NBA security is a robust department filled with former cops, secret service and ex-military. They are connected to every police department and law enforcement in cities where there are NBA teams and NBA events.

Each team’s security is a mini version of the same, focused specifically on the team and anyone in the orbit of people associated with the team.

Morant Can Learn from Others

NBA free agent Carmelo Anthony is a good reference point on what the league knows about its players. Early in Anthony’s career, he was getting into trouble off the court and he recalled a meeting he had with then commissioner David Stern.

“Everybody got like six or seven games. I go speak to him and say, ‘Why’d you do me like that?’ ” Anthony said on “Million Dollaz Worth of Game.” “[Stern said,] ‘Your rap sheet. Do you want to be in the streets, or do you want to be in the NBA? You’re f—ing with a corporation now. You’re going to leave that alone. I know who you with. I know where you live at. I know when you close your eyes. I know when you wake up. And I know what [your friends] are doing. Either tell them to stop or you have to cut them off.’

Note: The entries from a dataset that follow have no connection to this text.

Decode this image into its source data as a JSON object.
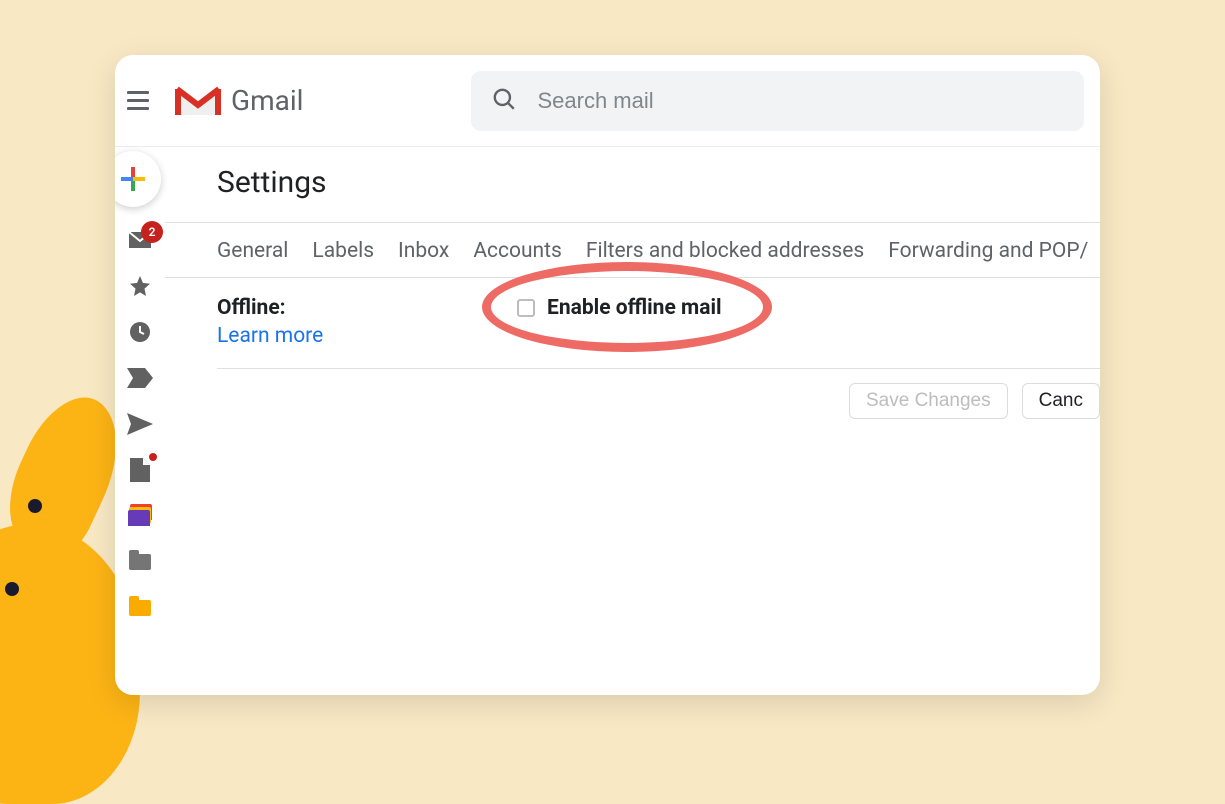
{
  "header": {
    "app_name": "Gmail",
    "search_placeholder": "Search mail"
  },
  "left_rail": {
    "compose_label": "Compose",
    "inbox_badge": "2"
  },
  "main": {
    "page_title": "Settings",
    "tabs": [
      "General",
      "Labels",
      "Inbox",
      "Accounts",
      "Filters and blocked addresses",
      "Forwarding and POP/"
    ],
    "offline": {
      "section_label": "Offline:",
      "learn_more": "Learn more",
      "checkbox_label": "Enable offline mail"
    },
    "buttons": {
      "save": "Save Changes",
      "cancel": "Canc"
    }
  }
}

“And I’m like, ‘Damn.’ That’s when I knew the NBA was f—ing with the feds. He told me, ‘I got to make an example out of you. I know you. I know who is doing what.’ I get it. ‘If I am giving you $100 million, then I need to know everything.’ I didn’t understand that in that point in time. It took me to get older to say, ‘That makes sense.’ ”

Morant is at a pivotal crossroads in his young life. This is not hyperbolic. He needs to decide now what direction and path he wants to walk.

The one he’s currently on will almost assuredly end poorly.